Tushar Mehta, the Solicitor General, denied meeting Bharatiya Janata Party (BJP) leader Suvendu Adhikari on Friday, claiming that while Adhikari came to his house to meet him, the meeting could not take place.
“Shri Suvendhu Adhikari did come to my residence cum office yesterday at around 3pm, unannounced. Since I was already in a pre-scheduled meeting in my chamber, my staff requested him to sit in the waiting room of my office building and offered him a cup of tea. When my meeting was over and my staff informed me about his arrival, I requested my staff to convey to Mr Adhikari my inability to meet him and apologise as he had to wait,” Mehta noted in a statement to Hindustan Times.
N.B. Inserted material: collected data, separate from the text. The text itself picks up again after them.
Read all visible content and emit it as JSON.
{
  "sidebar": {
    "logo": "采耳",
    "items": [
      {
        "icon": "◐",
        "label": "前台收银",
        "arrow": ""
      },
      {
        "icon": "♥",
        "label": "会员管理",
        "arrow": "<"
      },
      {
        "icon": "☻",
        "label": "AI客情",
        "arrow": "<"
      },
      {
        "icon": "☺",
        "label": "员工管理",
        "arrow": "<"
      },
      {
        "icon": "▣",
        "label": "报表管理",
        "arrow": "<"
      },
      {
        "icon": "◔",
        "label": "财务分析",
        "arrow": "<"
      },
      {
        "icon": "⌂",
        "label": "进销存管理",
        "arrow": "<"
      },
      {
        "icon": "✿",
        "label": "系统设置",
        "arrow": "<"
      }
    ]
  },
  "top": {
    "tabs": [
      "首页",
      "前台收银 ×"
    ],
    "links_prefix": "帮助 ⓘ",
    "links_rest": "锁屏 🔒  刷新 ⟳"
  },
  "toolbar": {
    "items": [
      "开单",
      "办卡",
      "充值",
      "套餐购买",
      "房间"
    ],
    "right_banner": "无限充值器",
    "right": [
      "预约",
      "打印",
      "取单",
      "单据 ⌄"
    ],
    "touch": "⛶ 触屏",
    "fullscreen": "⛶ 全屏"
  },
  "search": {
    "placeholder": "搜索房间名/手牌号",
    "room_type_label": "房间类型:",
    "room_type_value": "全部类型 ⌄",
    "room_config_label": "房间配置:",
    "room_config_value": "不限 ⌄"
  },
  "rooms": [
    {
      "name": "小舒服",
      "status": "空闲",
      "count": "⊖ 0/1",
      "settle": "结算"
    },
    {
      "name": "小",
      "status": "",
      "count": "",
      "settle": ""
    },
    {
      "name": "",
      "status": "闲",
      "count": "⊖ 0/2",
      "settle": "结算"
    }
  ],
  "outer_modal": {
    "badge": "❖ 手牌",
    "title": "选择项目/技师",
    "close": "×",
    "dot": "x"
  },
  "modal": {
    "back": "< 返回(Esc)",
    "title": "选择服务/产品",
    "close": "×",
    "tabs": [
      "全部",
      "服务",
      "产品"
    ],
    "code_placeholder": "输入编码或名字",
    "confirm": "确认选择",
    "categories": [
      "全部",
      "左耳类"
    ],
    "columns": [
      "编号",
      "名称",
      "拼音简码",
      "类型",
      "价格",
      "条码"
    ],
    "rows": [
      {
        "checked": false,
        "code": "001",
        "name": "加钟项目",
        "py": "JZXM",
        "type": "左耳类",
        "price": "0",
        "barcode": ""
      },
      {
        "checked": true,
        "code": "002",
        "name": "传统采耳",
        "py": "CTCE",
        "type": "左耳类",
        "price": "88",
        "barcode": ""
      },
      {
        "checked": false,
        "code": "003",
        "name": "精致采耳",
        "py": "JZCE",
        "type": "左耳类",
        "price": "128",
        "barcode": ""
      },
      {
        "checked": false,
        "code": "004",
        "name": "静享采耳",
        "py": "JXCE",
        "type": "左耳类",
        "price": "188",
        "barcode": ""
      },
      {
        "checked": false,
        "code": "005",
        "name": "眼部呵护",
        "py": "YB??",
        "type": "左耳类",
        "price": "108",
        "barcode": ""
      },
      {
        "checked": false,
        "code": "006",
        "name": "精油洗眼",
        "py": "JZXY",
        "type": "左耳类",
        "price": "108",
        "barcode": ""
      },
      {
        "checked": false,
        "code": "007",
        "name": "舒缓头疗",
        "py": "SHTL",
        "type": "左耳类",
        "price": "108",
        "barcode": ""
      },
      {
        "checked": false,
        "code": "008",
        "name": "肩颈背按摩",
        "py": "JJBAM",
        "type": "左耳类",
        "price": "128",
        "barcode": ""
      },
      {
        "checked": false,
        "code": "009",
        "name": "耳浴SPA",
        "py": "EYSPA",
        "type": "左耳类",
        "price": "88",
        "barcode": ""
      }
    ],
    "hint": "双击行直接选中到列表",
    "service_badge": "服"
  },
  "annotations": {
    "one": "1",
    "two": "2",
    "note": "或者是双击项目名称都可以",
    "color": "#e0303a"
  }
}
Suvendu Adhikari is a suspect in the Narada sting case and the Saradha chit fund fraud, according to a letter sent by three TMC MPs, Derek O’Brien, Sukhendu Sekhar Roy, and Mahua Moitra. According to the TMC, his meeting with the Solicitor General would have an impact on the outcome of high-profile cases.
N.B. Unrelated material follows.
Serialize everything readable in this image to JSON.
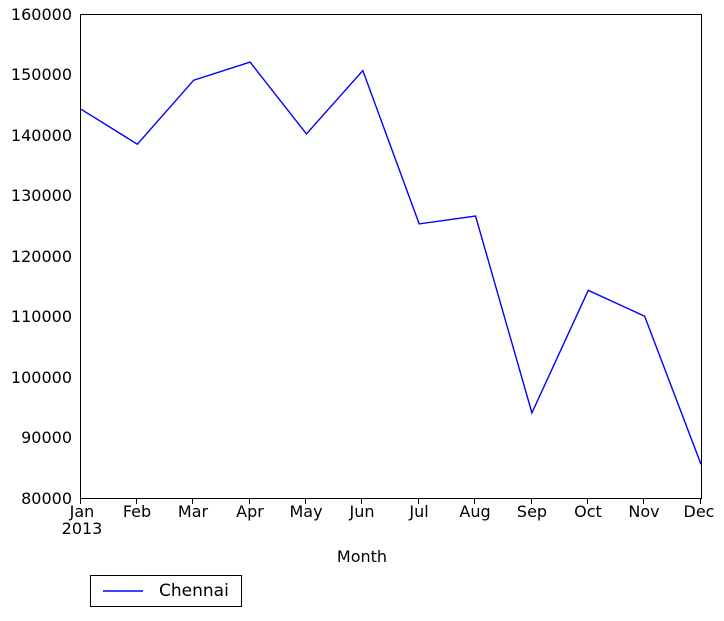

“The meeting stinks of impropriety, there is a blatant conflict of interest, and it taints the status of the country’s second highest law official, the Solicitor General,” the TMC MPs wrote.
According to TMC MPs, the Solicitor General is representing the CBI in the Narada case in both the Supreme and High Courts, as well as functioning as an advisor to the CBI in the Saradha chit fund scandal.
To maintain the “neutrality and integrity” of the office of the Solicitor General of India, necessary steps should be taken for the removal of Mehta from the post, the TMC MPs said in the letter to the prime minister.
In the aftermath of the hotly contested West Bengal assembly elections in April-May, the TMC and the BJP are once again at odds. The BJP claims that the TMC targeted some of its employees after the Banerjee-led party won a third term. TMC, on the other hand, has thrown off the accusation. In connection with the Narada investigation, the CBI detained three TMC leaders on May 17, including two cabinet ministers and a former party leader. The Calcutta high court granted temporary bail to the four on May 28.